Energy for the Motility and Proliferation of Aggressive Cancers Discovered
Researchers discovered that the gene RhoC is able to control how cancer cells create energy and use glutamine.
How aggressive cancer cells use energy to move and proliferate was discovered by researchers in a recent study.
They found that the gene RhoC can interact with cancer cells to regulate how it creates energy from glucose, and as a result of this, cancer cells move faster than healthy cells, according to the study.
Researchers also found that RhoC controls how cancer cells use glutamine.
"This is a vulnerability for aggressive cancer cells that we are prepared to exploit. We have definitely found an entry point that lies at the heart of the cancer cell's ability to use energy," said senior study author Sofia D. Merajver, MD, PhD. "Because cancer cells are abnormal, they have limited options to survive. They need to leverage every advantage. When we find an opportunity like this to attack how cancer cells function, we create an opportunity to help destroy the cancer."
Researchers previously discovered Rhoc is a driver of aggressive cancers such as inflammatory breast cancer.
The metabolites that RhoC can alter control the energy level in the cell, according to the study.
"We are very excited to discover a connection between a known metastasis-causing gene and alterations to the metabolic characteristics of the cells,” said study co-first author Joel A. Yates, PhD. “RhoC seems to cause very specific and robust changes in the inflammatory breast cancer model that differ from not only normal-like cells, but also other types of breast cancer.”

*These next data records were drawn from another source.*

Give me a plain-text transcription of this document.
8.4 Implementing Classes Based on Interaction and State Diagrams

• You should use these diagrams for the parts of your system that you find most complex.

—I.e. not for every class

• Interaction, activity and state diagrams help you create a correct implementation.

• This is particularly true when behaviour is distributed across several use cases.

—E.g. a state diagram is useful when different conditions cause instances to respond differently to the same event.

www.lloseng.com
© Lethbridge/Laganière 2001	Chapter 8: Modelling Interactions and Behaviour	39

Researchers believe that RhoC targeted treatments could lead to more personalized medicine and genetic sequencing, while including metabolomics that prescribes treatments based on the chemicals produced in cancer cells, according to the study.

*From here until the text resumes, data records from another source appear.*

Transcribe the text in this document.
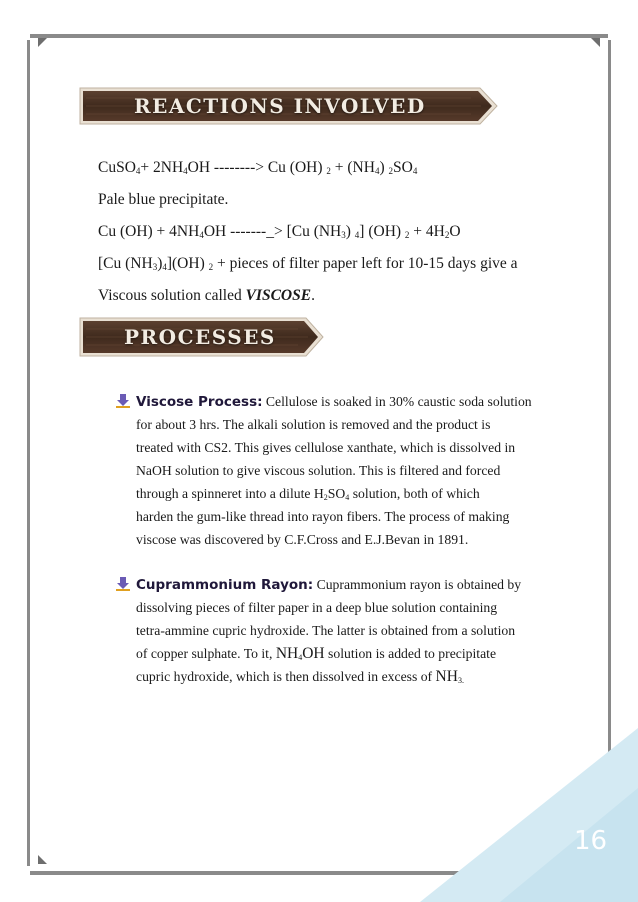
REACTIONS INVOLVED
CuSO$_4$+ $2NH_4OH$ --------> Cu (OH) $_2 + (NH_4)$ $_2SO_4$
Pale blue precipitate.
Cu $(OH) + 4NH_4OH$ -------_> [Cu $(NH_3)$ $_4$] (OH) $_2 + 4H_2O$
[Cu $(NH_3)_4](OH) _2$ + pieces of filter paper left for 10-15 days give a
Viscous solution called VISCOSE.
PROCESSES
Viscose Process: Cellulose is soaked in 30% caustic soda solution
for about 3 hrs. The alkali solution is removed and the product is
treated with CS2. This gives cellulose xanthate, which is dissolved in
NaOH solution to give viscous solution. This is filtered and forced
through a spinneret into a dilute $H_2SO_4$ solution, both of which
harden the gum-like thread into rayon fibers. The process of making
viscose was discovered by C.F.Cross and E.J.Bevan in 1891.
Cuprammonium Rayon: Cuprammonium rayon is obtained by
dissolving pieces of filter paper in a deep blue solution containing
tetra-ammine cupric hydroxide. The latter is obtained from a solution
of copper sulphate. To it, $NH_4OH$ solution is added to precipitate
cupric hydroxide, which is then dissolved in excess of $NH_{3.}$
16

"Through metabolomics we can describe exactly what is happening at the molecular level even if we do not know exactly all the connections between the signaling proteins in the cell," Dr Merajver said. "Gene sequencing would reveal RhoC is involved, but it wouldn't necessarily point us to the right target. It wouldn't tell us how things are wired."

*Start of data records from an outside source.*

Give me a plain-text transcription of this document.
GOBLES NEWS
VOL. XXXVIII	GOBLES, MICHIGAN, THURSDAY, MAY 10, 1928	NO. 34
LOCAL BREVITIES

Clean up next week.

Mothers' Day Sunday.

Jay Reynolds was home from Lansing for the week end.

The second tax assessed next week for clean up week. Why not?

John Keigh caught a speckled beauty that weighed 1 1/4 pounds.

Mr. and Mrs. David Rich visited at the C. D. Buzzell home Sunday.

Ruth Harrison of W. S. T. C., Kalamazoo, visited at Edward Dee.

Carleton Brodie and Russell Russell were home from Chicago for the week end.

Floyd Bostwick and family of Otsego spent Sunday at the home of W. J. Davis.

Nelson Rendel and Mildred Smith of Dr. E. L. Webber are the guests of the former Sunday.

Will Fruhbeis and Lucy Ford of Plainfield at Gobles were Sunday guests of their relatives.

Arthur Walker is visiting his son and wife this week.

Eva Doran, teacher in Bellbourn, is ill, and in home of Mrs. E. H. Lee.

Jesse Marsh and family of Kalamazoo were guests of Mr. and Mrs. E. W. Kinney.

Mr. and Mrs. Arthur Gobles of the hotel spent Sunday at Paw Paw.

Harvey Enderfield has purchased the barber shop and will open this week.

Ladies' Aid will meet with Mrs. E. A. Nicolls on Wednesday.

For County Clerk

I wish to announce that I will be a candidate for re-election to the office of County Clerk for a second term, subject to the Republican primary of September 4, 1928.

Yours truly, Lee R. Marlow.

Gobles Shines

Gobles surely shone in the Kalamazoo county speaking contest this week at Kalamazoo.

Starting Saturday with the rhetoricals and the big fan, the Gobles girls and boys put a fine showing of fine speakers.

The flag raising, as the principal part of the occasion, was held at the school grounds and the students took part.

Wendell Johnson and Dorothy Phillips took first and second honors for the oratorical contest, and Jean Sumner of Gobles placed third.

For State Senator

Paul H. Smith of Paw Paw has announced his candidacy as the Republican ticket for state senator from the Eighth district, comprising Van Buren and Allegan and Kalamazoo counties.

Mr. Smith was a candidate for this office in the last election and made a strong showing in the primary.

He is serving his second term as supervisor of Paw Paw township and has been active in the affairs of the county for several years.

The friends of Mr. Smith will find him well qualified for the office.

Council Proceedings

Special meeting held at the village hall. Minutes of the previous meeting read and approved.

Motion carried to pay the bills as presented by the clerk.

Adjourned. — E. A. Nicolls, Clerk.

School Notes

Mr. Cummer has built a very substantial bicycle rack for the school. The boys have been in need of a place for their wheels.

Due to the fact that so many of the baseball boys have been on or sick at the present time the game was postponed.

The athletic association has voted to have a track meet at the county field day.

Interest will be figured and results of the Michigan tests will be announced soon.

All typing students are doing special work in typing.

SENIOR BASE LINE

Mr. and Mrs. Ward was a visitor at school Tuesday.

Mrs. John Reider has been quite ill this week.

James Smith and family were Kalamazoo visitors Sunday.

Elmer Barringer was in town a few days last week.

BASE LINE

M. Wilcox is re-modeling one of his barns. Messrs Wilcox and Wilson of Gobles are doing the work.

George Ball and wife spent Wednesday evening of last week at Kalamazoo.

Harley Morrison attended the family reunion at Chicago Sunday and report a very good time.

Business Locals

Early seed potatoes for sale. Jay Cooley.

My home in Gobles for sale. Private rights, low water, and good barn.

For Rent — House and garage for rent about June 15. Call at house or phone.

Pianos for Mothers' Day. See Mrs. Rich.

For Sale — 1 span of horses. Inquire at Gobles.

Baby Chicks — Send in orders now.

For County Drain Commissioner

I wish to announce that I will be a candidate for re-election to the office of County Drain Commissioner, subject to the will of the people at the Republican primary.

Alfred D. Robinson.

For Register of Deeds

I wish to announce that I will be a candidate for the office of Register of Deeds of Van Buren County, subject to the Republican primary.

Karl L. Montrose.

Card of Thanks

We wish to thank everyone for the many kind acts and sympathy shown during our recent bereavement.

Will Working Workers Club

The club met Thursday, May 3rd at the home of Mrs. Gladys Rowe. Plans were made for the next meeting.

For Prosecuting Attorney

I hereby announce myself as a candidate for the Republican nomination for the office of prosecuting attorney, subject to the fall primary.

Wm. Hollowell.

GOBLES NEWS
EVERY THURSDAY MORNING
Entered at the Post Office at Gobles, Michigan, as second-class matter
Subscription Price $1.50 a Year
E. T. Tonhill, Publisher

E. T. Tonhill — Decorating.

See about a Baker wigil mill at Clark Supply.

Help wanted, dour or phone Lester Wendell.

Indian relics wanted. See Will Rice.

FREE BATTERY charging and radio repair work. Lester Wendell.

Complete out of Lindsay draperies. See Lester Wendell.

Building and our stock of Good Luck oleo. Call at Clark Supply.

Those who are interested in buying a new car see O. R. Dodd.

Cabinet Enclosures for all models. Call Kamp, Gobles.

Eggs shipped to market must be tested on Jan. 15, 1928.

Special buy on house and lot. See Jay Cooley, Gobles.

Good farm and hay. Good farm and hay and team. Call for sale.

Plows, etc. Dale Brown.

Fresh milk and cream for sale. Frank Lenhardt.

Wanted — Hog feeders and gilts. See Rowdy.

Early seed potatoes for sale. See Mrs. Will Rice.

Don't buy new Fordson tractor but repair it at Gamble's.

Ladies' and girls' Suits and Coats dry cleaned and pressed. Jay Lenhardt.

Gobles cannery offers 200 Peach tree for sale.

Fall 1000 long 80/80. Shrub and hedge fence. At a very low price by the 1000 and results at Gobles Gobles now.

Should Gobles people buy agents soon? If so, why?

The researchers are planning additional studies to examine which enzymes are critical to cancer cell survival in order to find new treatment targets, according to the study.
"I have wanted to cure inflammatory breast cancer since medical school, when I saw my first patient with it," Dr Merajver said. "This is why basic science is important. It's essential to understand the biology and the exact mechanisms so that we can find the right target to halt this devastating disease."